L’ex sindaco di Capua, Carmine Antropoli, chirurgo al Cardarelli di Napoli, è stato arrestato per il reato di concorso esterno in associazione di tipo mafioso. I carabinieri del Nucleo Investigativo di Caserta hanno eseguito l’arresto nell’ambito di un’indagine della Dda di Napoli, che avrebbe accertato il condizionamento da parte del clan guidato da Michele Zagaria delle elezioni comunali di Capua del 2016: a quelle elezioni Antropoli non si candidò perché era stato sindaco per due consiliature dal 2006 al 2016, ma fece candidare un proprio fedelissimo, Giuseppe Chillemi, che non fu eletto.
Antropoli è molto apprezzato negli ambienti medici: la sua esperienza gli ha anche consentito di sviluppare e brevettare un farmaco ritenuto efficace per il trattamento di patologie proctologiche. Nell’ambiente di lavoro Antropoli viene ritenuta una persona estremamente disponibile, un serio professionista e un efficace chirurgo.
Con Antropoli è finito in carcere anche l’imprenditore Francesco Zagaria, a viene contestata l’associazione mafiosa in quanto ritenuto uomo di riferimento del boss. L’imprenditore, attivo nell’edilizia e nel settore caseario, è originario di Casapesenna ma si è trasferito nel territorio capuano da tempo.
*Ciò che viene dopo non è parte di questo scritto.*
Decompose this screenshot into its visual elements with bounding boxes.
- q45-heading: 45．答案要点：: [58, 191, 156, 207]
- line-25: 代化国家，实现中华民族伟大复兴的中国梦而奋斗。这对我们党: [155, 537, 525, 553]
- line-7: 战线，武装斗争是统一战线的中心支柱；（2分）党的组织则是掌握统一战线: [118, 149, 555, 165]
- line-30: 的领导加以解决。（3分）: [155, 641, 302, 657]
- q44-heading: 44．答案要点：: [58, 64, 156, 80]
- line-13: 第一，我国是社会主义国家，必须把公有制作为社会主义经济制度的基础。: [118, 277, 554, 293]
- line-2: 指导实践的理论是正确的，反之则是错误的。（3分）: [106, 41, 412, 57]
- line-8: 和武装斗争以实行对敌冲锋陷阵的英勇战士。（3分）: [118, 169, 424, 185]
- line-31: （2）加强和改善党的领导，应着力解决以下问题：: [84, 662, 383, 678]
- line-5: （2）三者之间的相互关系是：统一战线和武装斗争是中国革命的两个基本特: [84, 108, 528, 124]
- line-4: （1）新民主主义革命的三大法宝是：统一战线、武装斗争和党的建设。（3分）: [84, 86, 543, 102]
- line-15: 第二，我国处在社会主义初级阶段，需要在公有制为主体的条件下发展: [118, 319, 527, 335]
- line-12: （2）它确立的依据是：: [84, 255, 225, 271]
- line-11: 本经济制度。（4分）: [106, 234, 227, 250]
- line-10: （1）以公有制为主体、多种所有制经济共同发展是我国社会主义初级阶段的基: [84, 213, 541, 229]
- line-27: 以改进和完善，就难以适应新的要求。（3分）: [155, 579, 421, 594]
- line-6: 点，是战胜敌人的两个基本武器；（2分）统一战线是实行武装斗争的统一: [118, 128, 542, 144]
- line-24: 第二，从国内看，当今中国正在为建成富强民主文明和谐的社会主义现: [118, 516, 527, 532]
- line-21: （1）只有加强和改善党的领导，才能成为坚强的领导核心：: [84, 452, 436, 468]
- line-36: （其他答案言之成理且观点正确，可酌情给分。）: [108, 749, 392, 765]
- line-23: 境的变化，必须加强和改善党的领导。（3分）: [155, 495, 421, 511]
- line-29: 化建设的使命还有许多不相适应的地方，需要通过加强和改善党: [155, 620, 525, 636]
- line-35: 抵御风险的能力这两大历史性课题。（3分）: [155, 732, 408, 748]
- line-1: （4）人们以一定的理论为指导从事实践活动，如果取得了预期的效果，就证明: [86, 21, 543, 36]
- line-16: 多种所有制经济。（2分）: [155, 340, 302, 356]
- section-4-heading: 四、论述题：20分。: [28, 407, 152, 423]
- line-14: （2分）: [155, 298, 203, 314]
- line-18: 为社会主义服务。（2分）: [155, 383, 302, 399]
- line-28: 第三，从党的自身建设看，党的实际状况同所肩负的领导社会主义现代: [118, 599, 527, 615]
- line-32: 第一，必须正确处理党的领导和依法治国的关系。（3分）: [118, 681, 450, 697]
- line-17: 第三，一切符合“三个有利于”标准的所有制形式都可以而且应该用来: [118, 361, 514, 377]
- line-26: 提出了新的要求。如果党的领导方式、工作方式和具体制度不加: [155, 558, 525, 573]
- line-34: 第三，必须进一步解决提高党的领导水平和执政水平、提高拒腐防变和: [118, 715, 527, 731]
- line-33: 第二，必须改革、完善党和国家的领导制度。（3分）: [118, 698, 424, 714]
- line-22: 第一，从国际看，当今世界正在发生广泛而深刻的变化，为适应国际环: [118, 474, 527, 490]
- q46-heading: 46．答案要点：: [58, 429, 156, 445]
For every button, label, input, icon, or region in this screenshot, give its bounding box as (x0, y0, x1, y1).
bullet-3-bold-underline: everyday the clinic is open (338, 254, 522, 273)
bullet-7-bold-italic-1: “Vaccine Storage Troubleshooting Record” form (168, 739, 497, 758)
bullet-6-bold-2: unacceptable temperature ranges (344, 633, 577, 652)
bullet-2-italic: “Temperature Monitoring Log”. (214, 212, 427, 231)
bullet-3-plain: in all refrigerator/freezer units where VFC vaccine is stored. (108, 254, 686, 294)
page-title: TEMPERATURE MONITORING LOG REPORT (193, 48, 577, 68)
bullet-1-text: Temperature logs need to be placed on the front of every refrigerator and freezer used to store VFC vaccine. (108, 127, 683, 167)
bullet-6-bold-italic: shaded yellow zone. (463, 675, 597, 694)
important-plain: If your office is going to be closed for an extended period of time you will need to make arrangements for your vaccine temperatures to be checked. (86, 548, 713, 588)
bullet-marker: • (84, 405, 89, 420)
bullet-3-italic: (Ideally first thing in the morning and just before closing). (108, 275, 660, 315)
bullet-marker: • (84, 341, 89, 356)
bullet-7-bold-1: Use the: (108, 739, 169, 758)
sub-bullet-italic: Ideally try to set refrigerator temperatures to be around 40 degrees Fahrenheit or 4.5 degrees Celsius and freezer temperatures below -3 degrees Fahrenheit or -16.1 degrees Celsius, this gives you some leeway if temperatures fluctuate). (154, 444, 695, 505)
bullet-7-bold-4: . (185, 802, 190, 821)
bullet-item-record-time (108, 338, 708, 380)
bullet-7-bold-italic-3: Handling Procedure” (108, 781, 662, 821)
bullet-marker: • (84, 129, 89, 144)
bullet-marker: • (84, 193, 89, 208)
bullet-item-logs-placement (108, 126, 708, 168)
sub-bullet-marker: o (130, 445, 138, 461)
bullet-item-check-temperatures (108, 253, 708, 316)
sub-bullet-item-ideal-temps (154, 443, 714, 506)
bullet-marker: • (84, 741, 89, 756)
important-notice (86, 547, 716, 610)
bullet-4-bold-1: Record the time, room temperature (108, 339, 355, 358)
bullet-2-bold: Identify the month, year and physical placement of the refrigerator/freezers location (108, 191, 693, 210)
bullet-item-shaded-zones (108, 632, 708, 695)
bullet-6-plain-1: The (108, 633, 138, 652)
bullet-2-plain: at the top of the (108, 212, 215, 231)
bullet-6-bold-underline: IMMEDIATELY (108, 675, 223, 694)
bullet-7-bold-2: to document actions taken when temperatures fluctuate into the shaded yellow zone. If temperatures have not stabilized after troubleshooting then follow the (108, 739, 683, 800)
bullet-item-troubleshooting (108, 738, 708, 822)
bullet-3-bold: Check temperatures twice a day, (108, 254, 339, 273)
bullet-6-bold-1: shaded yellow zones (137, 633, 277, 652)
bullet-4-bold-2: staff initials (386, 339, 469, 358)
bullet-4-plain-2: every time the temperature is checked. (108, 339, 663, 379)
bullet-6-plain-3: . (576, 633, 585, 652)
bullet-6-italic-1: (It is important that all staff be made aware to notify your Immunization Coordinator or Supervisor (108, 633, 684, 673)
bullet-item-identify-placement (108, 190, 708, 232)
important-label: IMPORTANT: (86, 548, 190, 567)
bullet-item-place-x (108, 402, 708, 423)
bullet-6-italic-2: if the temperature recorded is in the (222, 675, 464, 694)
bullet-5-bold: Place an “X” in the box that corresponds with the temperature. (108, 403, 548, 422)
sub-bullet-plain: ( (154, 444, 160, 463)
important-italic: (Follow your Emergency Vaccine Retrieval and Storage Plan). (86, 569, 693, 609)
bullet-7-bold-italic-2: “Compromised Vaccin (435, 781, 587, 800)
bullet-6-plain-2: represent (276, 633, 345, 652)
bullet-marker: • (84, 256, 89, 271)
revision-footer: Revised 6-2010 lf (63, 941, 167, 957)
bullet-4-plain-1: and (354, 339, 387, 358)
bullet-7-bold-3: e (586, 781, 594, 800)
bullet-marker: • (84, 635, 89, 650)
Il provvedimento restrittivo è il risultato di una prolungata attività investigativa, avviata nell’anno 2015 anche con l’ausilio di attività tecniche e terminata nel luglio 2018, corroborata da dichiarazioni di importanti collaboratori di giustizia. Secondo gli inquirenti il clan dei casalesi avrebbe condizionato lo svolgimento delle elezioni amministrative e secondo quanto emerso, Antropoli, all’interno del suo studio medico, con percosse e intimidazioni di Zagaria, avrebbe indotto un avversario politico a ritirare la candidatura alla carica di consigliere comunale. Inoltre, l’ex sindaco è risultato gravemente indiziato di avere stretto un patto con Zagaria e con Martino Mezzero (altro affiliato al clan dei Casalesi) per assicurare dei voti a altro candidato, pure appartenente al gruppo politico di Antropoli. L’imprenditore capuano, meglio noto come ‘Ciccio ‘e Brezza’ e ‘sentenza’, già oggetto nell’anno 2017 di un provvedimento cautelare in carcere per concorso esterno in associazione di tipo mafioso e intestazione fittizia di beni nonché di un provvedimento di sequestro preventivo di due società a lui riconducibili, operanti nel settore dell’edilizia e in quello caseario, ha assunto ruolo di elemento apicale del clan dei casalesi – fazione Zagaria – tanto da godere di incondizionata fiducia da parte del capo del clan Michele Zagaria, il quale lo impiegò con funzioni di ausilio nell’esecuzione del duplice omicidio di Sebastiano Caterino e Umberto De Falco, commesso a S. Maria Capua Vetere nel 2003.